JVCEA Waging War against Cryptocurrency Thieves
In a bid to bring sanity back to Japan’s cryptocurrency industry and cripple the activities of hackers and cyberpunks, the Japan Virtual Currency Exchange Association (JVCEA) has reportedly said it would make it compulsory for exchanges to manage just a fraction of digital assets in online crypto wallets (hot wallets).
According to the Japan Times report, the JVCEA may likely order exchanges to handle only 10 to 20 percent of customers’ funds online while a large chunk of the digital assets will be kept in cold storage.
The JVCEA has also made it clear that it would shortly revise the existing self-imposed crypto exchange rules formulated earlier in July 2018 and get it implemented as soon as the country’s financial regulatory watchdog, the Financial Services Agency (FSA) certifies it okay, in line with Japan’s payment services law.
An End to Hacks and Heists in Asian Bitcoin Trading Platforms?
Founded in March 2018 and officially commenced operations in April, the JVCEA was created by sixteen cryptocurrency exchanges fully registered by the FSA.
The JVCEA’s primary objective is to entirely standardize the operations of digital assets trading platforms in the region.
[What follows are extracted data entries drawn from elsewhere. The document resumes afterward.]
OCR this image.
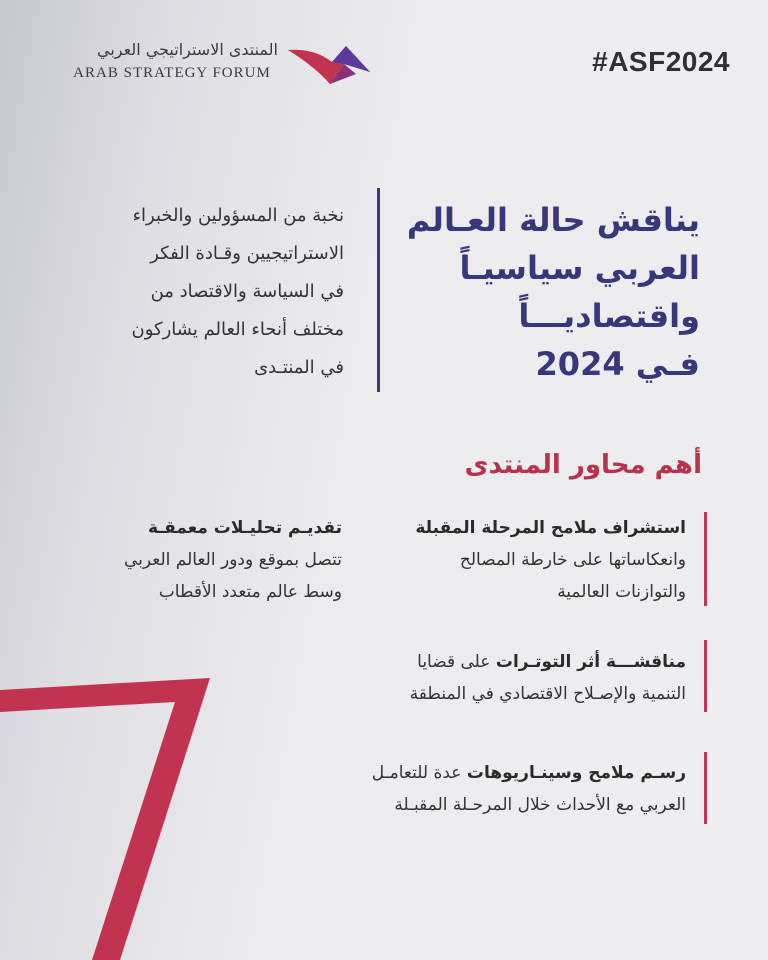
#ASF2024
المنتدى الاستراتيجي العربي
ARAB STRATEGY FORUM
يناقش حالة العـالم
العربي سياسيـاً
واقتصاديـــاً
فـي 2024
نخبة من المسؤولين والخبراء
الاستراتيجيين وقـادة الفكر
في السياسة والاقتصاد من
مختلف أنحاء العالم يشاركون
في المنتـدى
أهم محاور المنتدى
استشراف ملامح المرحلة المقبلة
وانعكاساتها على خارطة المصالح
والتوازنات العالمية
تقديـم تحليـلات معمقـة
تتصل بموقع ودور العالم العربي
وسط عالم متعدد الأقطاب
مناقشـــة أثر التوتـرات على قضايا
التنمية والإصـلاح الاقتصادي في المنطقة
رسـم ملامح وسينـاريوهات عدة للتعامـل
العربي مع الأحداث خلال المرحـلة المقبـلة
Formed after the wake of the Coincheck cryptocurrency exchange heist that gifted hackers with more than half a billion dollar worth of NEM (XEM) altcoins, the JVCEA now appears ready to fix all loopholes present in Japanese exchanges, after reports emerged on September 20, 2018 that Tech Bureau’s Zaif cryptocurrency exchange had fallen victim to a $60 million cryptocurrency theft.
In a statement by the exchange, the officials said that criminals managed to gain access to the server that controls its online cryptocurrency wallet and were able to steal about 5,966 bitcoin (BTC) and other cryptoassets like monacoin (MONA) and bitcoin cash (BCH).
While cryptocurrency exchanges store a considerable part of their clients’ digital assets on hot wallets to ease transactions, the method is, however, proving too risky.
With JVCEA’s resolve to make exchanges keep only an insignificant amount of funds in online wallets, it remains to be seen whether this could permanently shutter the activities of hackers in the state.